A terceira condição fundamental é, sem dúvida, a afinidade com o presidente. Se já tivessemos uma administração pública com a valorização da burocracia profissionalizada, o presidente só poderia escolher para funções técnicas funcionários de carreira, como ocorre na maior parte dos países civilizados. E, dentre aqueles servidores mais graduados e competentes, poderia convocar os que se afinassem com suas idéias e planos de governo.
Por fim, o "vírus" da síndrome do holofote deve ser combatido em qualquer escolha. Muitos colaboradores de governos não resistem a um holofote ou a um microfone. Até o procuram. Quantas vezes, na recente vida do país, homens públicos de expressão prejudicaram os planos governamentais por excesso de inconfidências à mídia. Numa equipe coesa, deve falar quem tem o comando ou quem o comando autorizar.
Montada uma equipe de nível, com pessoas vocacionadas para a política e para o poder, parece-me essencial que haja o contato permanente dos participantes do governo com a sociedade organizada e com intelectuais ou brasileiros de nível, que, sem vocação política, poderão contribuir com idéias descomprometidas para correções ou aperfeiçoamentos dos planos oficiais.
Os últimos anos têm demonstrado que muitos que rejeitariam qualquer participação no governo poderiam colaborar patrioticamente com o país, apresentando sugestões a serem meditadas pelos que governam. A crítica, as sinalizações e o apoio dessas pessoas ou instituições renomadas são formas de colaboração, de que um governo despreconceituoso não pode prescindir.

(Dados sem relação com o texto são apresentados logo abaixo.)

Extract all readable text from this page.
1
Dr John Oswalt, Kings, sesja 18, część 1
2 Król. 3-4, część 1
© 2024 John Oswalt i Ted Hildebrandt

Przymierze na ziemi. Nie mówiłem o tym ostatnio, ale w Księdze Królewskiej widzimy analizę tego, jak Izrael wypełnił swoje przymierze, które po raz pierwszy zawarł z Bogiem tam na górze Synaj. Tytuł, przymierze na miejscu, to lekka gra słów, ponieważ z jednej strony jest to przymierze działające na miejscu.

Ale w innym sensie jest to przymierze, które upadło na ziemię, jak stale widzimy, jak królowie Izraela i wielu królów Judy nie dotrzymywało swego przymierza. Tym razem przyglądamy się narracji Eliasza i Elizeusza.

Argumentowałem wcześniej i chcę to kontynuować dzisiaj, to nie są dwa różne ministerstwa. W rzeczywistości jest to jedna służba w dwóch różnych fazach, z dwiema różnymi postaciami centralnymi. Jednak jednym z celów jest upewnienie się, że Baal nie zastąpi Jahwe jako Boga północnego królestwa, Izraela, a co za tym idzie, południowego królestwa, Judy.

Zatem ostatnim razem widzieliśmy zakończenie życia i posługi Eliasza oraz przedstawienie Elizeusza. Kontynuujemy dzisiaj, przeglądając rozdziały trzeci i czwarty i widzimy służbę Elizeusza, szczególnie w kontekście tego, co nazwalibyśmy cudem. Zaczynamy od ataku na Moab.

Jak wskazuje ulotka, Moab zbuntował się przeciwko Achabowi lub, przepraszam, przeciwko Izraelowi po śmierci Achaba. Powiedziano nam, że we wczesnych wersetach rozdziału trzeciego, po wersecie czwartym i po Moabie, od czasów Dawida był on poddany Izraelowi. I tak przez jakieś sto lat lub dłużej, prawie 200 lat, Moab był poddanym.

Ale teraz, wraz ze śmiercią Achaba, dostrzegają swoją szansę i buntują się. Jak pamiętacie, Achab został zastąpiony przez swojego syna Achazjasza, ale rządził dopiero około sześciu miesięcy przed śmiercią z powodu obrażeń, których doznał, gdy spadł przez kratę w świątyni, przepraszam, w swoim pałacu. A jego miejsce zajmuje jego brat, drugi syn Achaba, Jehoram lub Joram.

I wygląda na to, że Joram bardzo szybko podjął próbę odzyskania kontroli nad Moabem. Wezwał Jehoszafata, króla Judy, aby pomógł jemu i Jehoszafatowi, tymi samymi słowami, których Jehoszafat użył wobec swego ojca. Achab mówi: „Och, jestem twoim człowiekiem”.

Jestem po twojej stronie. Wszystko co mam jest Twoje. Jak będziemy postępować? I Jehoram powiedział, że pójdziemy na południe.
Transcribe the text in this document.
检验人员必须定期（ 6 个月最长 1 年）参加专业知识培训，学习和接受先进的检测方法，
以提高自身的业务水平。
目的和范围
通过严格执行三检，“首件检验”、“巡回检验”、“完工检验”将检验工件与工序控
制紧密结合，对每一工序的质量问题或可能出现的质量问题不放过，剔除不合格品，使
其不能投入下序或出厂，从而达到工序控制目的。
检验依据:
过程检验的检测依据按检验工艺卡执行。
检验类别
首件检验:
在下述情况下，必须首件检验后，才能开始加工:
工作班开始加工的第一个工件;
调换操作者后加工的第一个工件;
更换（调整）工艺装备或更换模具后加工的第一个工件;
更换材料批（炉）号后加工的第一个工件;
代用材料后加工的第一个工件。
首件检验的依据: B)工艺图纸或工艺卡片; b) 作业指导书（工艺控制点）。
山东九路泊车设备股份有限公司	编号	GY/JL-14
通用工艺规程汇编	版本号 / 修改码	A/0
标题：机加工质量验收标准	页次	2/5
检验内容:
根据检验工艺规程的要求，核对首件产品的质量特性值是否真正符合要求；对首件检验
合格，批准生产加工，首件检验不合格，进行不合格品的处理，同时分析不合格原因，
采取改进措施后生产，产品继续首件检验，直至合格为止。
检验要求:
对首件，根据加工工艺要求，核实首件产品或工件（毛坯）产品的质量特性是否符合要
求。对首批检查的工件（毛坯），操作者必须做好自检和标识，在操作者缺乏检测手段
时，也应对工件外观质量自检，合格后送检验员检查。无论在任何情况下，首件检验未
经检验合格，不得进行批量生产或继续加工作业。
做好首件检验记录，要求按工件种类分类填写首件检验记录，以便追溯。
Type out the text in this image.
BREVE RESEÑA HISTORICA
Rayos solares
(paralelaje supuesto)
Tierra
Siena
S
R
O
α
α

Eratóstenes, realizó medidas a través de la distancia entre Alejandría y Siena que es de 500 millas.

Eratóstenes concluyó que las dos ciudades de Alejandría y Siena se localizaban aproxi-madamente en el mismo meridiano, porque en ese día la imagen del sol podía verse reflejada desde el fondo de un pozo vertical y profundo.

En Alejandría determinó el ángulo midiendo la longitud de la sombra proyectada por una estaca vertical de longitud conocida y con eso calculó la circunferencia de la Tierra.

E, "the last, but not the least", deveria o futuro governo ter a percepção de que é passageiro, enquanto a sociedade é duradoura. Se não permanecer continuamente sintonizado com as aspirações legítimas dos representados, correrá o risco de incidir na condenação de Montesquieu, de que o poder deve controlar o poder, porque o homem, quando o detém, não é confiável.
Nenhum governo é perpétuo. Por isso governo sábio é aquele que passa para a história administrando seu povo, na busca de um destino maior. E sabe evitar a tentação de experiências ideológicas utópicas, na esperança de eternizá-las.
É útil para todos os governos do mundo a lição do imperador indiano Akbar, que, em 1571, construiu sua capital (Fatehpur Sikri) e colocou à entrada da cidade, na "Porta do Triunfo", a seguinte inscrição: "O mundo é uma ponte. Atravesse-a, mas não pense em construir nada sobre ela".